В Копенгагене вели торговлю богатые купцы из Бремена и Любека; сами они сюда не ездили, а посылали своих приказчиков, которые и жили в деревянных лавках на Мелкодомной улице и занимались продажею немецкого пива и пряностей. И какое же это было чудесное пиво, а скольких сортов — «Бременское», «Прусское», «Эмское», даже крепкое «Брауншвейгское», ну а все эти пряности: шафран, анис, имбирь и особенно перец — перец был важнее всего, потому-то немецкие приказчики и получили в Дании прозвание «перечные приказчики», то бишь холостяки, ведь их связывало обязательство, которое они вынуждены были принять на родине: не жениться. Так многие и жили до глубокой старости; им приходилось самим о себе заботиться, самим себя обихаживать, самим тушить огонь в очаге и в груди, ежели таковой разгорался; иные превращались в этаких бобылей со своими стариковскими понятиями и привычками; вот отсюда у нас и пошел обычай всякого неженатого мужчину, который уже в летах, называть «перечным приказчиком»; все это надобно знать, для того чтобы понять эту историю.
Над холостяком подшучивают, он-де напялит ночной колпак, надвинет его на глаза — и на боковую.
Грех да беда на ком не живет!
Холостяки — невезучий народ:
С ночным колпаком да всю ночь напролет, —
А кто же им свечку зажжет?
Да, вот так вот о них и поют! Над холостяком и его ночным колпаком насмехаются, а все потому, что так мало про него знают и про ночной колпак тоже, — ох, не дай тебе бог примерить этот колпак! Хочешь знать почему? Тогда слушай!
В стародавние времена на Мелкодомной улице не было никакой мостовой, люди ходили по рытвинам да колдобинам, ну прямо как по оврагу, и было там тесненько: лавки стояли впритык друг к дружке, а те, что напротив, — чуть ли не в двух шагах, поэтому летом хозяева нередко натягивали между ними через улицу парусину, и как же под этим навесом пряно пахло перцем, шафраном и имбирем!
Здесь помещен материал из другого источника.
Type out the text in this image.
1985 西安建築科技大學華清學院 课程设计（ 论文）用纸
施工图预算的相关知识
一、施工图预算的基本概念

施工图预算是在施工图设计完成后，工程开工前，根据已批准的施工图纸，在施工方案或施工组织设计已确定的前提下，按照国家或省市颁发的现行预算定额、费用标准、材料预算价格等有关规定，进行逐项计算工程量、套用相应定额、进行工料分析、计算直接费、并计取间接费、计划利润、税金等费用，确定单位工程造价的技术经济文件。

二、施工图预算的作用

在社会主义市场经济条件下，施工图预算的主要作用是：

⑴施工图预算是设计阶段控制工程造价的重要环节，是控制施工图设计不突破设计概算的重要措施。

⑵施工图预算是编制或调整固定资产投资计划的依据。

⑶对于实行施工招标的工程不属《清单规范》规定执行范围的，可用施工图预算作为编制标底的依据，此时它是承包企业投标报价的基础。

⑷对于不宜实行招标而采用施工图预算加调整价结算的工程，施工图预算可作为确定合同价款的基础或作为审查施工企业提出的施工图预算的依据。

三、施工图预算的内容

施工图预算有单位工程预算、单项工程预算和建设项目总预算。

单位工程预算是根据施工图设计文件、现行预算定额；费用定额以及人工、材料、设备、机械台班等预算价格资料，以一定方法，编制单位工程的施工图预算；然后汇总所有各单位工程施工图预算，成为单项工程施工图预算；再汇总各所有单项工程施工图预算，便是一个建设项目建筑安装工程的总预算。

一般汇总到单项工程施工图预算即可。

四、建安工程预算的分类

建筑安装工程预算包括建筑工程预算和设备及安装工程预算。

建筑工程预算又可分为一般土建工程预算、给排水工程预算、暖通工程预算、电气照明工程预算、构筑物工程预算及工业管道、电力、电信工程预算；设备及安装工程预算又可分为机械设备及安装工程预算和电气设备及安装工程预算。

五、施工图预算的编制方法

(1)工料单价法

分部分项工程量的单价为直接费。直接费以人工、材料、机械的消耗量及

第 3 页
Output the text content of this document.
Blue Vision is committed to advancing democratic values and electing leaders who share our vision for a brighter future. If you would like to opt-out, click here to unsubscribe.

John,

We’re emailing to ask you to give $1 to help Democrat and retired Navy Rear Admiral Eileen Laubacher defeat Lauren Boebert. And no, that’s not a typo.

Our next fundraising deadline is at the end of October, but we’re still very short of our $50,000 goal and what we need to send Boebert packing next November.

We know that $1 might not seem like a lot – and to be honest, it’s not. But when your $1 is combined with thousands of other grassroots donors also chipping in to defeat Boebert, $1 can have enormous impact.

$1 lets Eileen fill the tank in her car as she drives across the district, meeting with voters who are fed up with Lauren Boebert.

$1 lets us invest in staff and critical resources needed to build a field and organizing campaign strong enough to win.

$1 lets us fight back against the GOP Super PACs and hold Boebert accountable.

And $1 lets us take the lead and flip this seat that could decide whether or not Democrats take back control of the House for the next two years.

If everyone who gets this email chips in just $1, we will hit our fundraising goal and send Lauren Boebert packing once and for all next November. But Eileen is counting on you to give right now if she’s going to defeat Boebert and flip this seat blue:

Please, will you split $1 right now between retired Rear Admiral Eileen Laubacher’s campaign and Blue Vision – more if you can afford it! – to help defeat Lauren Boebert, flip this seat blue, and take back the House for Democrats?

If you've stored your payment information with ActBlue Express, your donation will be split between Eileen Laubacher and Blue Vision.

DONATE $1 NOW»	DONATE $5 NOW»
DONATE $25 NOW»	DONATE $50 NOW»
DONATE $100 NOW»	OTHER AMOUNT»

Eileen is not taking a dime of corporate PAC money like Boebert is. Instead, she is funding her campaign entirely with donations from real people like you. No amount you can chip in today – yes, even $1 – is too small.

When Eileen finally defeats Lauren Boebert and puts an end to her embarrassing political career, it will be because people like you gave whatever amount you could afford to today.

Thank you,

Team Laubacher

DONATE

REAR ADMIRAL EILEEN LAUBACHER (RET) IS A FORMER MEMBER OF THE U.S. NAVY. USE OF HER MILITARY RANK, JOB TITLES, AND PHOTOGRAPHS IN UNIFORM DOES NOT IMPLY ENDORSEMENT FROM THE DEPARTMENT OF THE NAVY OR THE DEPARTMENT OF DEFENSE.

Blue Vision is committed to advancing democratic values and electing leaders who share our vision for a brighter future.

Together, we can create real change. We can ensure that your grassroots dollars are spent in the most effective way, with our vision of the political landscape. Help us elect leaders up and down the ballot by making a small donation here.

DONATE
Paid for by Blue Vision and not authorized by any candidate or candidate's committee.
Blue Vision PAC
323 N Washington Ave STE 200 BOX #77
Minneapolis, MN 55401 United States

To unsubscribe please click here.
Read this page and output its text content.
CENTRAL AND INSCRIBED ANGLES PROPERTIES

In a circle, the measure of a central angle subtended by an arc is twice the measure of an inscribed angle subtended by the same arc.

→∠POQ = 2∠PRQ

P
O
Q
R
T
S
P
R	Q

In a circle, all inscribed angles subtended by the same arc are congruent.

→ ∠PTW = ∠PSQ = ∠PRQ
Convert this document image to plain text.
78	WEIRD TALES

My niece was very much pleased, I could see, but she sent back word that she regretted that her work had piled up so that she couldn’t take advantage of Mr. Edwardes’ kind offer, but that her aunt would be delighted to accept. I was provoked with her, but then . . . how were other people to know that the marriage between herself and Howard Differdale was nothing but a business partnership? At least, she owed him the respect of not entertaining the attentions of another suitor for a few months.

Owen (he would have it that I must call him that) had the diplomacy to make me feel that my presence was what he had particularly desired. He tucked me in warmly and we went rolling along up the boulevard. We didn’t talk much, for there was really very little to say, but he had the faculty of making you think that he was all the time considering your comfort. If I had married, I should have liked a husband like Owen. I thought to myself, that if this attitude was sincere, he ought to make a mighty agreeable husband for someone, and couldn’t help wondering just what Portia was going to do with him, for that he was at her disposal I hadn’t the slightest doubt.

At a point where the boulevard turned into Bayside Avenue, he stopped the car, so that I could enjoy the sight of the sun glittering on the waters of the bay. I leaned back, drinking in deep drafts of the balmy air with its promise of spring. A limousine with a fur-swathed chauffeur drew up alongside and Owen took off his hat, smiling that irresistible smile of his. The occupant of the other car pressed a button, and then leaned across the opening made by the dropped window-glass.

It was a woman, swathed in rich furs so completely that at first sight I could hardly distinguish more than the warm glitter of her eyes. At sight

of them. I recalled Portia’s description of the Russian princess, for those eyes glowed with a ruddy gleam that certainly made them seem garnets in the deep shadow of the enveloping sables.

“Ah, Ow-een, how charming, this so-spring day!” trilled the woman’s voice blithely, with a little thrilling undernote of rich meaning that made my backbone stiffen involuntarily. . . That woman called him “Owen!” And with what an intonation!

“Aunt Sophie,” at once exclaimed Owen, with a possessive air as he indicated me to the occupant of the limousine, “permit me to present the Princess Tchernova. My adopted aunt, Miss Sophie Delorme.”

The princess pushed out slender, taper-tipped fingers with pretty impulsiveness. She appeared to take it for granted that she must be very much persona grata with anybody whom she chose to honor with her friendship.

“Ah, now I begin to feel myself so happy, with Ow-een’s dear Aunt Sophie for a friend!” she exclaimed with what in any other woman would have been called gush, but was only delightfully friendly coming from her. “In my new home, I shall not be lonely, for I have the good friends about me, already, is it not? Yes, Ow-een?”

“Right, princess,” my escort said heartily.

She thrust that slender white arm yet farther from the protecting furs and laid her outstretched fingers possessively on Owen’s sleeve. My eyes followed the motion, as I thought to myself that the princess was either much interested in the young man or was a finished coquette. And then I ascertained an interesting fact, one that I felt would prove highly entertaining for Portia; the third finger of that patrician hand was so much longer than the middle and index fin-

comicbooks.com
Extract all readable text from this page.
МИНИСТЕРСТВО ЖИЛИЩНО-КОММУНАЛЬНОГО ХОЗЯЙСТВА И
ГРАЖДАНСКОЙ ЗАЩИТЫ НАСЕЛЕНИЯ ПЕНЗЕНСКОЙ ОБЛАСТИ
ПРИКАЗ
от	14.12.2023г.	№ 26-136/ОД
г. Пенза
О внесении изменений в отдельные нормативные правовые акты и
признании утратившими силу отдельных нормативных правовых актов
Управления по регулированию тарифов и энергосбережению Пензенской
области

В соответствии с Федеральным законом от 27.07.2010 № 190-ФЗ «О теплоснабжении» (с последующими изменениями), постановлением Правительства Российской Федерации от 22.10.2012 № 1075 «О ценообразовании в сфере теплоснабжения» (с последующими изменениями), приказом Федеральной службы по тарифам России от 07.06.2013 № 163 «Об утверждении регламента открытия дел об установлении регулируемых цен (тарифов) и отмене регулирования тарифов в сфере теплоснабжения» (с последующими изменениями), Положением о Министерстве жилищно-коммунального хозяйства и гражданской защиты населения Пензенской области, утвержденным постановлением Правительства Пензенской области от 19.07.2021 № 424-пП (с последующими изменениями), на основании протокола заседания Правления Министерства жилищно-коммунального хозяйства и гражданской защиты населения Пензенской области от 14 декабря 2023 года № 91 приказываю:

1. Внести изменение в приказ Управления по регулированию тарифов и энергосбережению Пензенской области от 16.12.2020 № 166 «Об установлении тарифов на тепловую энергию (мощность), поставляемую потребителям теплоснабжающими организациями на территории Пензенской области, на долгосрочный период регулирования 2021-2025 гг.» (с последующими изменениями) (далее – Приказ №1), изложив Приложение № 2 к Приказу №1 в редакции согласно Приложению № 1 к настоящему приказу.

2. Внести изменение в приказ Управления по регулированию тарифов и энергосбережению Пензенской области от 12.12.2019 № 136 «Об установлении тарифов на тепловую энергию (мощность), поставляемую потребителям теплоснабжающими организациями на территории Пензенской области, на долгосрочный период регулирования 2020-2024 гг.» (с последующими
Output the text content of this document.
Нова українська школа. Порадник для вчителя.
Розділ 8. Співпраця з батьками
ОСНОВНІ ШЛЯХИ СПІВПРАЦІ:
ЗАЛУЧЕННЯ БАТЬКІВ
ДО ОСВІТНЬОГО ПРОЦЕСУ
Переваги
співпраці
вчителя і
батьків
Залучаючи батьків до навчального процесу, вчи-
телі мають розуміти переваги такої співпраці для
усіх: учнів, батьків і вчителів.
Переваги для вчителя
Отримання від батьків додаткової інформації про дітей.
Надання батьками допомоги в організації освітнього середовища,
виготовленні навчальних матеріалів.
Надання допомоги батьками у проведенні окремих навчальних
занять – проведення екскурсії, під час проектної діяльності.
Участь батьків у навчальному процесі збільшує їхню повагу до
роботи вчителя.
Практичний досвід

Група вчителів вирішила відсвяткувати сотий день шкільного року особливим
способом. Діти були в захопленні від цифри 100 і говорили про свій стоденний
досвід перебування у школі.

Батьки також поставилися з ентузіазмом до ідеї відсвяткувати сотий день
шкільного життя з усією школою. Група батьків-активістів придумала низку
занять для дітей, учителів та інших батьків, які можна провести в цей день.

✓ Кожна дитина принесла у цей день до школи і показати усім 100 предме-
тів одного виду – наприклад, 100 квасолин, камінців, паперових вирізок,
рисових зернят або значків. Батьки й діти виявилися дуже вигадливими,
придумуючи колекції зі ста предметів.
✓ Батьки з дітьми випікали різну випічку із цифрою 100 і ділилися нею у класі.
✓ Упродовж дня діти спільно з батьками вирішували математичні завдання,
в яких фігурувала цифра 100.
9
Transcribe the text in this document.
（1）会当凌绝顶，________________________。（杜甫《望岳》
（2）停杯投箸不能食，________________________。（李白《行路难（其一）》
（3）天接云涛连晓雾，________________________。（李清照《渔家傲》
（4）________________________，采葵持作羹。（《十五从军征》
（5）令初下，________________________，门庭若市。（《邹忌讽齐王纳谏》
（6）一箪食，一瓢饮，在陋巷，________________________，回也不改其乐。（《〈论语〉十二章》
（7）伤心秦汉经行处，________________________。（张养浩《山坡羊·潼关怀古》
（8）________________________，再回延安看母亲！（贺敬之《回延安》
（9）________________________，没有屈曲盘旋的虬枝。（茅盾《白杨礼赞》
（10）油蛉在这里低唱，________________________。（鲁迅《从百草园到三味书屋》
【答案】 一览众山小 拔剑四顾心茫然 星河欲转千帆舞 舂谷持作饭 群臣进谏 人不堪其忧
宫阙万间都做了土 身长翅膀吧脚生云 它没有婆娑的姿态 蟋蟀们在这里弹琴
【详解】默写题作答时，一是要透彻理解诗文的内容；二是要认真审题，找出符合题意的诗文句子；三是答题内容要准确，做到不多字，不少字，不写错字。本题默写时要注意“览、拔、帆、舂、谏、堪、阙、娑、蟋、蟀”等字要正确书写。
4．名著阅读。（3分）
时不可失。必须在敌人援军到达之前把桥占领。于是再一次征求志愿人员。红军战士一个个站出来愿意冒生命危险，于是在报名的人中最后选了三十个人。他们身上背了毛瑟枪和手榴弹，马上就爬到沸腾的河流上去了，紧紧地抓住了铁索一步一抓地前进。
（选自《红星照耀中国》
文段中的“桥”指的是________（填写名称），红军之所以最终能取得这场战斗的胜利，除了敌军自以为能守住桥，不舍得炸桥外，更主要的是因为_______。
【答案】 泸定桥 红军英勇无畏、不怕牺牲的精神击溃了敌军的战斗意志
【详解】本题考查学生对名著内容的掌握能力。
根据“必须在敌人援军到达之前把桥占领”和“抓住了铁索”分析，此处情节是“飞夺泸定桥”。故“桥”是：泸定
За прилавком редко можно было увидеть молодого приказчика, нет, то были все больше люди пожилые, и носили они вовсе не парики и ночные колпаки, как нам думается, и не триповые панталоны, жилеты и наглухо застегнутые сюртуки, нет, так одевался прадедушкин прадедушка, таким он и изображен на портрете, приказчикам же заказывать свои портреты было не по карману, а ведь куда как хорошо было бы иметь в наши дни портрет одного такого старика, где бы он был изображен за прилавком или же по дороге в церковь в воскресный день. В широкополой, с высокою тульей шляпе — а кое-кто из приказчиков помоложе частенько втыкал туда перышко; шерстяная рубашка скрыта под отложным полотняным воротником, облегающая куртка застегнута на все пуговицы, сверху наброшен плащ, а длинные штаны заправлены в широконосые башмаки — чулок-то они не носили. За пояс заткнуты нож и ложка, а кроме того, еще один, большой, нож — чтобы обороняться, в те времена это было обычным делом. Именно так одевался по воскресным дням старый Антон, один из старейших «перечных приказчиков» в Мелкодомной улице, только вместо шляпы с высокою тульей на нем был башлык, а под ним — вязаный колпак, самый настоящий ночной колпак, он настолько к нему привык, что носил его не снимая, у него их было целых два; вот бы кого написать — худущий, как щепка, с частыми морщинами около глаз и рта, длинными костлявыми пальцами и седыми косматыми бровями; над левым глазом нависал целый клок, красить это его не красило, зато уж ни с кем не спутаешь; о нем было известно, что он приехал из Бремена, но родом, собственно, не оттуда, там жил его хозяин, а сам он был из Тюрингии, из города Эйзенаха, что неподалеку от Вартбурга; о родных краях старый Антон говорил мало, но тем больше думал.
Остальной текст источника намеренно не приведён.